Thursday, November 07, 2013

In the 'hood:

This afternoon's activity across the road:
Folks, this is a really huge combine, cutting the corn.  (The machine on the left.)  I wish I could tell you the hocus-pocus of what goes on with the combine, but I might be inaccurate.  Ah, well, here's what I THINK goes on.  (Disclaimer: I am not a farmer.)  I think the header of the combine takes the stalks and cuts them, and the cobs of corn are taken in.  I think the leftover cornstalks are used as forage for cows in the winter. That's a win-win.  From there, it is more hocus-pocus as to how the corn kernels are separated from the cobs.  And what happens to the cobs??  Happily, corn is filling the grain bin on the combine (the machine on the left.)  After two laps (my vocabulary; I am sure farmers use a different lingo) in the cornfield, there is a tractor pulling a grain cart which pulls up in front of the really huge combine.  They work alongside each other briefly, the combine harvesting and the tractor hauling:















Eventually the tractor's grain bin is full, the combine's bin is ready to re-fill.  And so the tractor takes its grain over to one of two semi trailer trucks, and augers the grain into their containers.
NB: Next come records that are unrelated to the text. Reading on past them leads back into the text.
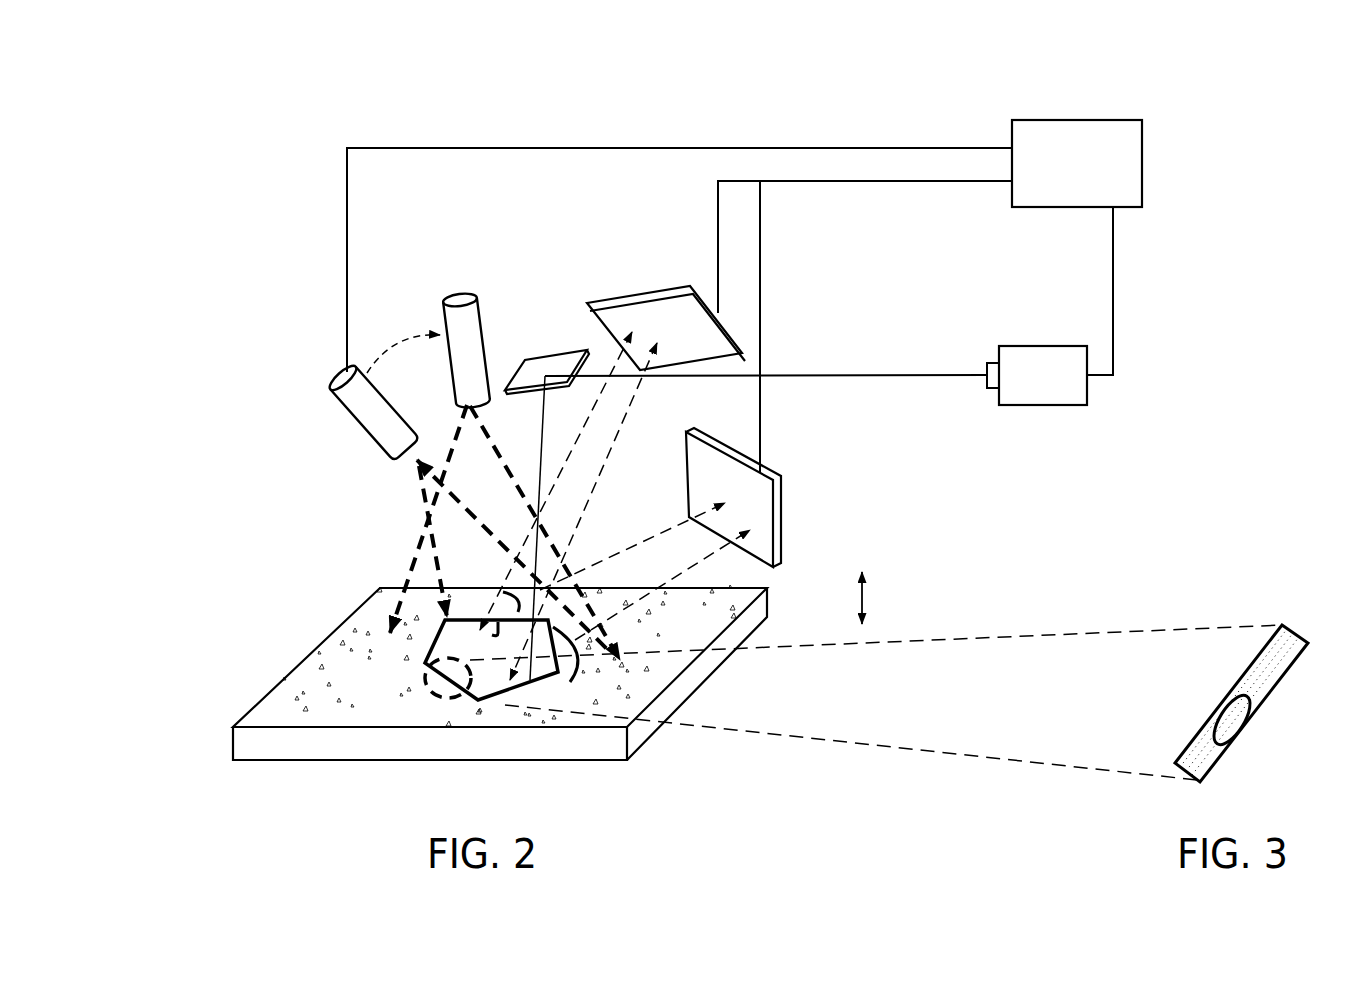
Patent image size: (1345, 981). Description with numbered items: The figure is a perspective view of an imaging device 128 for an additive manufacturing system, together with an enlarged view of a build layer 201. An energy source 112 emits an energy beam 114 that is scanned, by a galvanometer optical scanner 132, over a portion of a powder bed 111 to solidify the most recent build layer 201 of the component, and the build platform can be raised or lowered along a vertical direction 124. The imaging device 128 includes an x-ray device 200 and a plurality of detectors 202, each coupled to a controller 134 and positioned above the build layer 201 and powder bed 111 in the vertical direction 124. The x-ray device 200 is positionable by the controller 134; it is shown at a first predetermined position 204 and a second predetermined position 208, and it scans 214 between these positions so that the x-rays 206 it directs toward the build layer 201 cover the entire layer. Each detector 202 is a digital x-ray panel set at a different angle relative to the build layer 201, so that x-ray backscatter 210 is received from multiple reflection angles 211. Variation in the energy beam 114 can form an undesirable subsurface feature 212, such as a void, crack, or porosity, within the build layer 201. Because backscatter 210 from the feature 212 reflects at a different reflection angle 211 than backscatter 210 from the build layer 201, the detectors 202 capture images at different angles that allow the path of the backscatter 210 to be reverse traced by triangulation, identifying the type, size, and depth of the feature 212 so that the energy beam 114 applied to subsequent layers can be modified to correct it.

In FIG. 2, the imaging device 128 is at (254, 119).
In FIG. 2, the controller 134 is at (1099, 178).
In FIG. 2, the energy source 112 is at (1066, 389).
In FIG. 2, the energy beam 114 is at (832, 370).
In FIG. 2, the second predetermined position 208 is at (464, 292).
In FIG. 2, the scans 214 is at (407, 336).
In FIG. 2, the first predetermined position 204 is at (332, 377).
In FIG. 2, the x-ray device 200 is at (334, 418).
In FIG. 2, the x-rays 206 is at (412, 482).
In FIG. 2, the detector 202 is at (640, 290).
In FIG. 2, the galvanometer optical scanner 132 is at (552, 348).
In FIG. 2, the x-ray backscatter 210 is at (633, 400).
In FIG. 2, the vertical direction 124 is at (867, 598).
In FIG. 2, the powder bed 111 is at (690, 675).
In FIG. 2, the build layer 201 is at (495, 715).
In FIG. 3, the build layer 201 is at (1249, 661).
In FIG. 2, the reflection angle 211 is at (503, 598).
In FIG. 3, the subsurface feature 212 is at (1252, 731).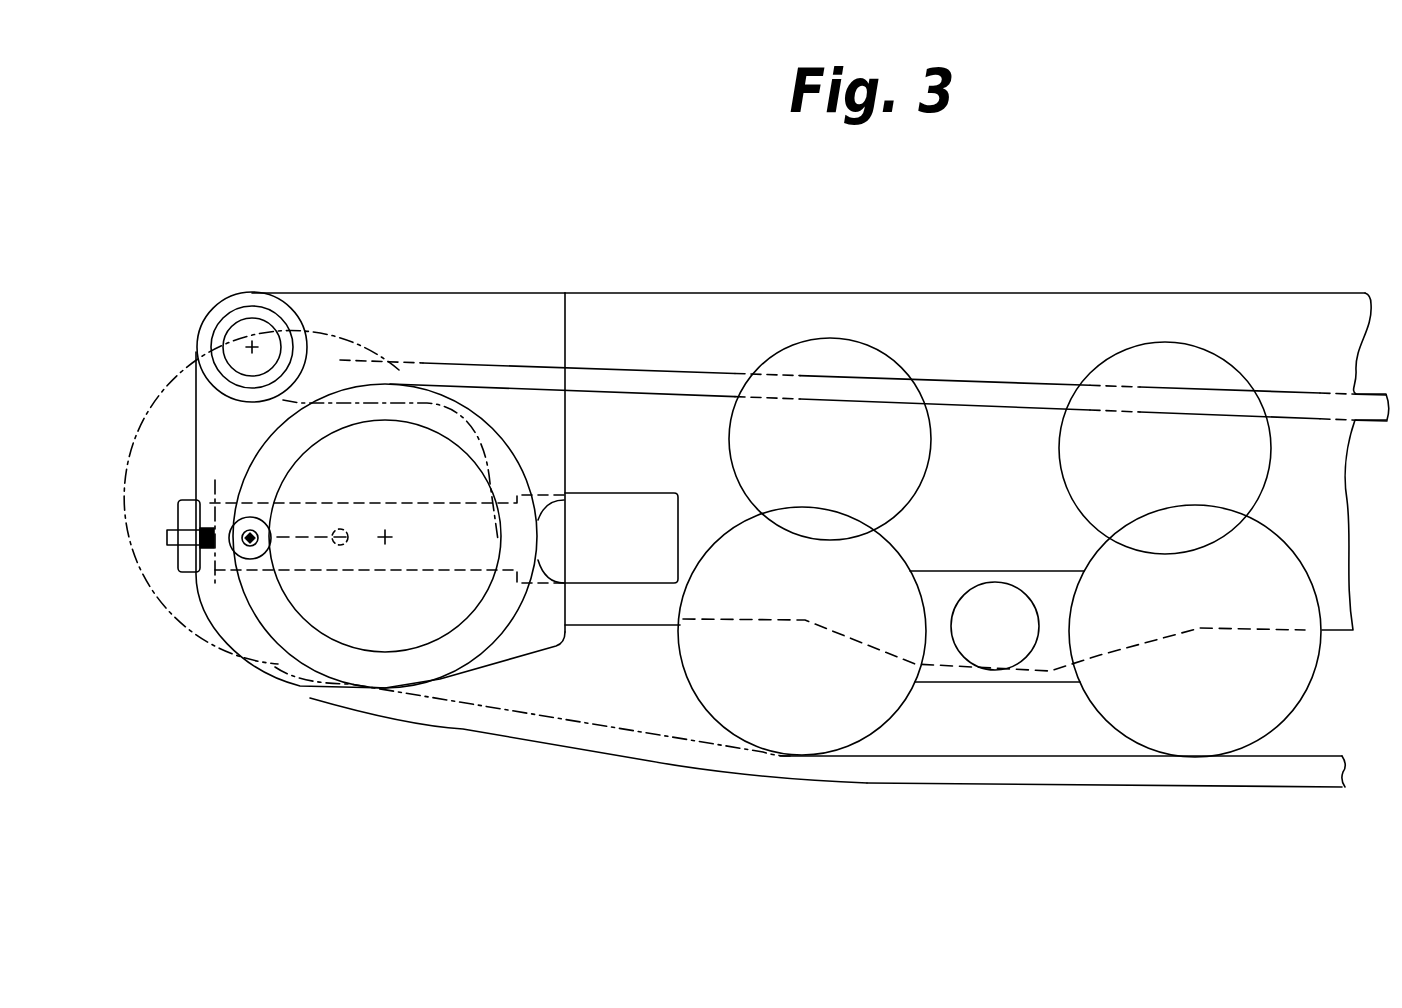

When the semi trailers are full of corn kernels, they can either make their way slowly down the road, approximately  six miles, to the local grain elevator.  There, the semi is weighed, with the corn in the back.  And then the semi driver dumps the corn, and the semi is re-weighed.  That's how the elevators gauge the corn amount.   Or, the semi trailers can make their way slowly to the farmer's own grain bins ("on-farm storage"), and then the farmer can decide the whats and whens and wheres with the grain.

It is always mesmerizing to watch the farming activity here in rural Kansas.  Season-to-season, we witness a business of which other folk may have no clue.  Disking, (or plowing and then disking), fertilizing, planting, spraying, and then harvest.  Prayers for rain or for no rain, or maybe a smidge of rain. Hoping for snow, hoping for no snow, worrying about hail, and drought, and omigoodness.  Farmers are closer to nature than anyone could claim to be.  Plus, they embrace science and technology.

So!  These are the people in my neighborhood...(Mr. Rogers...yes?)

And our cats?  Yes!  They are harvesting as well.  It is kind of unsettling to see how many field mice are being "harvested", now that their food source has been removed.

3 comments:

Gillian said...

Who is winning in the mouse harvesting?

twebsterarmstrong said...

Oh, this is so pathetic!! MacArthur is THE MOUSER. But little kitty Martin just lies in wait and STEALS poor old MacArthur's winnings.

But it's a win-win: field mice are not house mice, and MacArthur is training the little kitty Martin.

After to years of inactivity, MacArthur has finally become the mouser we had asked for!

twebsterarmstrong said...

Two years:

After two years of inactivity, MacArthur has finally become the mouser we had asked for!